A suggestion that William made in the exceptionally early 1900s helped balance this seemingly one-sided relationship. As we will see in a nonce or two, a young Pelham Grenville began his lifetime of writing with a string of schoolboy novels and for all we know might have continued in this vein for decades to come. It was his old deskmate William who said, ‘Why not try writing something for all these adults I see roaming the streets?’ So it was that Wodehouse unleashed the typewriter and created his first adult novel and his first memorable character.

I suspect that understanding the experimental background that birthed Ukridge helps us to comprehend both the character and the attachment that Wodehouse felt for the character.

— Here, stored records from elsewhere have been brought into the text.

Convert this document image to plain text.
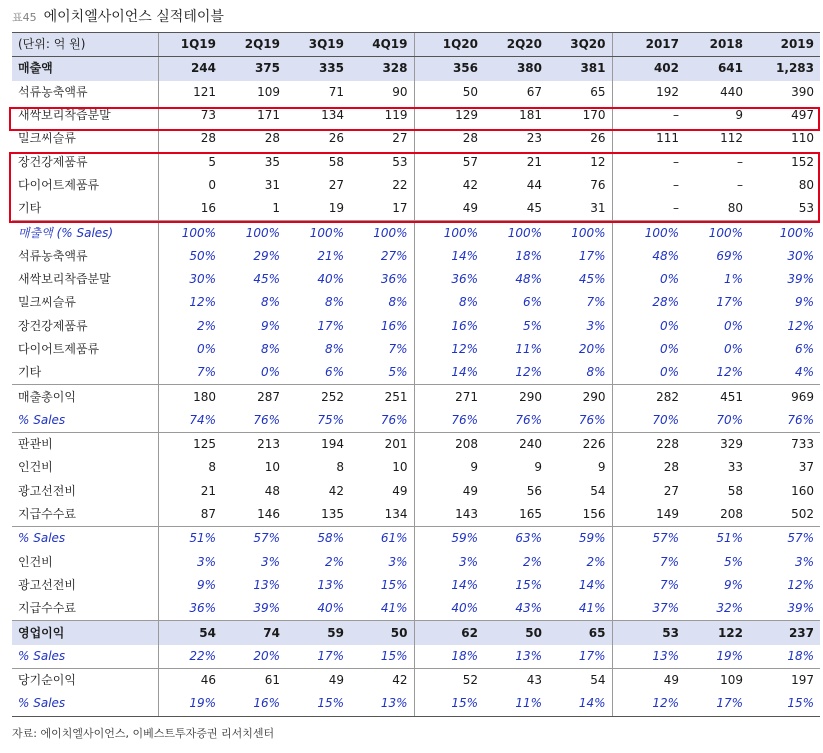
표45 에이치엘사이언스 실적테이블
(단위: 억 원)	1Q19	2Q19	3Q19	4Q19	1Q20	2Q20	3Q20	2017	2018	2019
매출액	244	375	335	328	356	380	381	402	641	1,283
석류농축액류	121	109	71	90	50	67	65	192	440	390
새싹보리착즙분말	73	171	134	119	129	181	170	–	9	497
밀크씨슬류	28	28	26	27	28	23	26	111	112	110
장건강제품류	5	35	58	53	57	21	12	–	–	152
다이어트제품류	0	31	27	22	42	44	76	–	–	80
기타	16	1	19	17	49	45	31	–	80	53
매출액 (% Sales)	100%	100%	100%	100%	100%	100%	100%	100%	100%	100%
석류농축액류	50%	29%	21%	27%	14%	18%	17%	48%	69%	30%
새싹보리착즙분말	30%	45%	40%	36%	36%	48%	45%	0%	1%	39%
밀크씨슬류	12%	8%	8%	8%	8%	6%	7%	28%	17%	9%
장건강제품류	2%	9%	17%	16%	16%	5%	3%	0%	0%	12%
다이어트제품류	0%	8%	8%	7%	12%	11%	20%	0%	0%	6%
기타	7%	0%	6%	5%	14%	12%	8%	0%	12%	4%
매출총이익	180	287	252	251	271	290	290	282	451	969
% Sales	74%	76%	75%	76%	76%	76%	76%	70%	70%	76%
판관비	125	213	194	201	208	240	226	228	329	733
인건비	8	10	8	10	9	9	9	28	33	37
광고선전비	21	48	42	49	49	56	54	27	58	160
지급수수료	87	146	135	134	143	165	156	149	208	502
% Sales	51%	57%	58%	61%	59%	63%	59%	57%	51%	57%
인건비	3%	3%	2%	3%	3%	2%	2%	7%	5%	3%
광고선전비	9%	13%	13%	15%	14%	15%	14%	7%	9%	12%
지급수수료	36%	39%	40%	41%	40%	43%	41%	37%	32%	39%
영업이익	54	74	59	50	62	50	65	53	122	237
% Sales	22%	20%	17%	15%	18%	13%	17%	13%	19%	18%
당기순이익	46	61	49	42	52	43	54	49	109	197
% Sales	19%	16%	15%	13%	15%	11%	14%	12%	17%	15%
자료: 에이치엘사이언스, 이베스트투자증권 리서치센터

As Wodehouse tried to find a formula for future success, he would co-write the semi-autobiographical novel Not George Washington with Herbert Westbrook. Here he would complain that he had never been allowed to show his sense of humor because all editors wanted from him were school adventures. You can almost feel the pain of some of the later writers of the Hardy Boys pumping out novel after novel for 75 bucks per.
PG and HW also penned The Globe by the Way Book when he was working for the newspaper The Globe. This silly little compilation was meant to entertain riders on the vast English train system and was not unlike writing for New York subway sufferers today. Wodehouse also gave invasion comedy a try with The Swoop! which saw England invaded by nine separate armies and was saved by the boy scouts. The clever idea was sabotaged by comparatively poor execution especially given the brilliance that Wodehouse would display in the future.
It wasn’t until 1910 and A Gentleman of Leisure that another solid comedy would flow from his pen making Ukridge his only successful comedic creation for close to half a decade. Small wonder than that Wodehouse would return to this quirky character for short stories time after time.